The company said that excluding certain items, it earned $24.2 million, or 6 cents per share, on $219.6 million in revenue, including $126.6 million in software license fees. Updated Wall Street consensus estimates saw BEA earning 5 cents per share on $220 million in revenue, according to Prior to the company's warning Nov. 1, analysts had expected the company to earn 8 cents per share on revenue of $253.5 million.

During the same period last year, BEA earned 7 cents per share on a pro forma basis with $224 million in total revenue, which means current sales slumped by about 2%.

"Our performance in the quarter was impacted by a very challenging economic environment. Still, we are encouraged by the 2,838 deals we completed in the quarter, roughly the same number as we did in Q2. Customers continued to invest in new applications, and continued to choose our platform," CEO Alfred Chuang said in a statement. "But, obviously, in this environment they are being more cautious and investing more slowly."

During a conference call with Wall Street analysts, Chuang said the fallout from the Sept. 11 attacks was palpable during the quarter, and weighed heavily on the minds of customers.

"BEA has suffered greatly in Q3," Chuang said. "This was probably the most psychological and emotional quarter that we've seen as far as our customers being affected is concerned." He said several large deals didn't close in the third quarter due to that stress, but that a seven-figure deal and an eight-figure deal had already been wrapped up in the fourth.

Taking all charges into account, including a $110 million charge related to impaired assets, BEA reported a loss of 23 cents per share. On that basis, during the same period last year, the company earned 2 cents per share.

The company said it expects to take a $15 million to $20 million pretax charge in its fourth quarter, and reiterating its previous guidance for the fourth quarter, saying it expects to earn 6 to 7 cents with annualized revenue growth in the low, single digits for the period. Chuang said that guidance included the two large deals he had already closed. However, the company declined to give any guidance for 2002, citing uncertain conditions.

Michael Beckwith, an analyst at Robertson Stephens who has a buy rating on BEA, said he can't fault the company on that score more than any other firm.
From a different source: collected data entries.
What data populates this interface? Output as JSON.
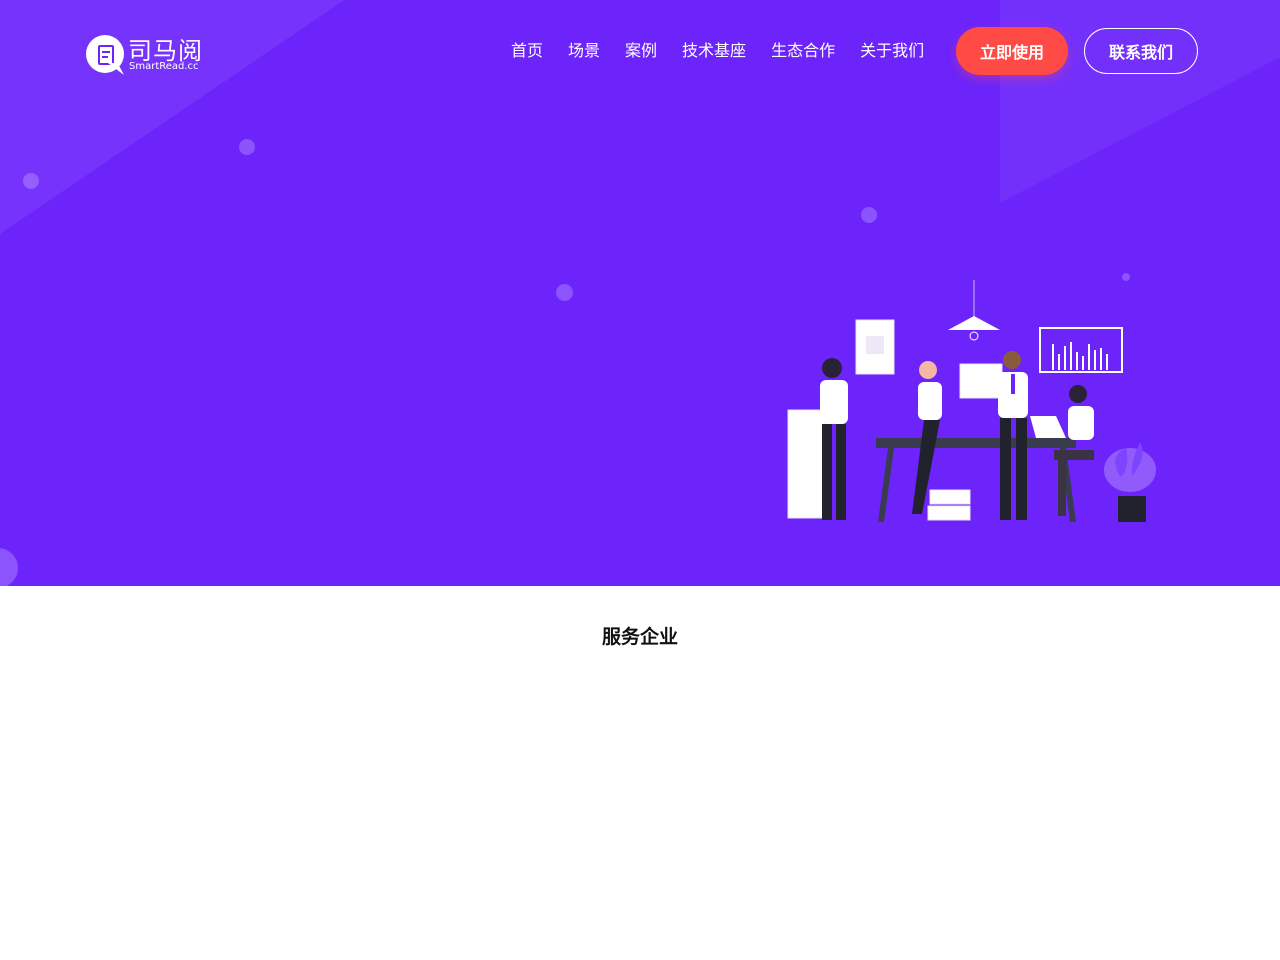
{
  "brand": {
    "name": "司马阅",
    "subtitle": "SmartRead.cc"
  },
  "nav": {
    "links": [
      "首页",
      "场景",
      "案例",
      "技术基座",
      "生态合作",
      "关于我们"
    ],
    "cta_primary": "立即使用",
    "cta_secondary": "联系我们"
  },
  "hero": {
    "background_color": "#6c24fb",
    "illustration_icon": "team-office-illustration"
  },
  "section": {
    "title": "服务企业"
  },
  "colors": {
    "brand": "#6c24fb",
    "accent": "#ff4a45",
    "text_dark": "#111111"
  }
}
"The company made clear on Nov. 1 that they weren't going to provide guidance, and by and large, not a lot of companies have provided any guidance. Quite frankly, I don't think they felt compelled to do it," Beckwith said. (His firm has done underwriting for BEA Systems.)

And while BEA's results were nothing to write home about, Beckwith says that along with other software firms, BEA may have seen the worst at this point.

"The overarching view is that this is still a very challenging environment, but on the margin, do I think BEA has seen a pick-up in business in the last several weeks? Yes. But do all software companies need to fight for business at this time? Definitely."

The company, like many of Silicon Valley's hypergrowth stories of the late 1990s, has struggled of late in the slower business climate. In October, the company named co-founder Chuang

to succeed Bill Coleman as CEO. Coleman bullishly touted the company's prospects despite the dour economic outlook earlier this year, which eventually caught up with BEA's shares, down 80% from their 52-week high.

And when the company told Wall Street it wouldn't sell as much or have the profits it previously forecast Nov. 1, it also announced that it would cut 9% to 10% of its 3,300 employees by the end of the year, adding to the Valley's ranks of unemployed. It reiterated its plans to do so this afternoon.

Tuesday, before results were released, shares of BEA gained 77 cents, or 4.8%, to finish at $16.99. In after-hours trading, though, they slumped to $16.85, according to Instinet.